Deprecated instance! Use the new indico2
Poznań, Poland - Morasko Kampus, room: 1.71
Can non-pastoral activities build resilience among pastoralists?
This paper addresses the questions: (1) can non-pastoral activities and livelihood diversification be important keys for building resilience among pastoralists of northern Kenya; and (2) what types of non-pastoral activities may sustain pastoralism in the future under rapidly changing contexts, and which ones may undermine it? To answer these questions, the paper uses the case of the Il Chamus community of Baringo County, Kenya who for most of the past 100 years have pursed a mainly pastoralist livelihood. This community has confronted multiple environmental shocks, including drought, floods, conflicts and insecurity, and the invasion of the prosopius juniflora plant, and considerable economic changes that have reduced livestock numbers.
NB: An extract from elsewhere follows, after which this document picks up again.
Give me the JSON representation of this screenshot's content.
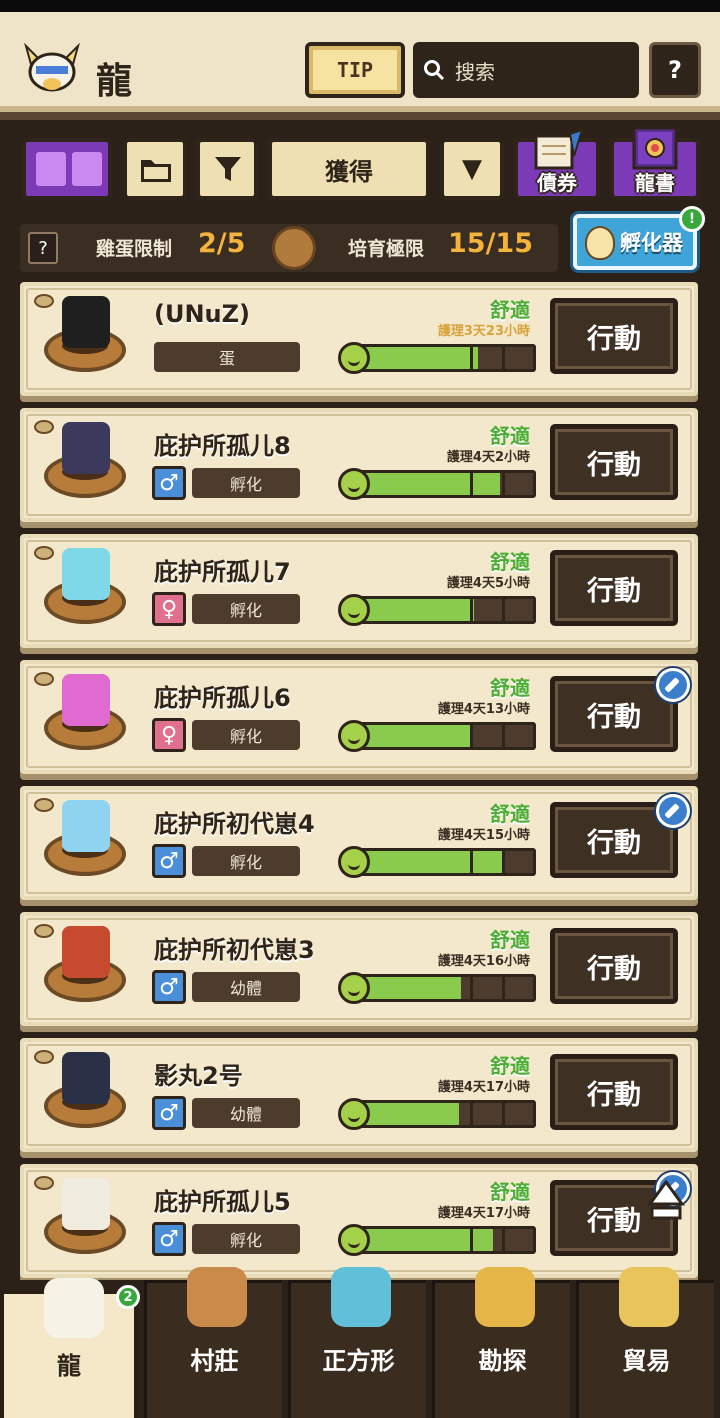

To account for the decline in livestock numbers and reduced access to grazing areas, households have increasingly diversified into a range of non-pastoralist livelihood activities, especially irrigated agriculture, wage labor migration, and trading and small business. The paper argues that as livestock numbers have declined and large expanses of grazing have become inaccessible, dependence on cash income and expenditures has grown. This type of diversification, however, has not meant a withdrawal from pastoralism as a large majority of households still own and sell livestock, practice customary livestock loaning and exchange practices, and pursue new forms of mobility to maintain herds during dry seasons. Despite considerable changes, livestock continue to be important means of holding wealth and maintaining social status. Data presented in the paper are based on anthropological research in northern Kenya spanning 35+ years, including a recent 2016-2018 study.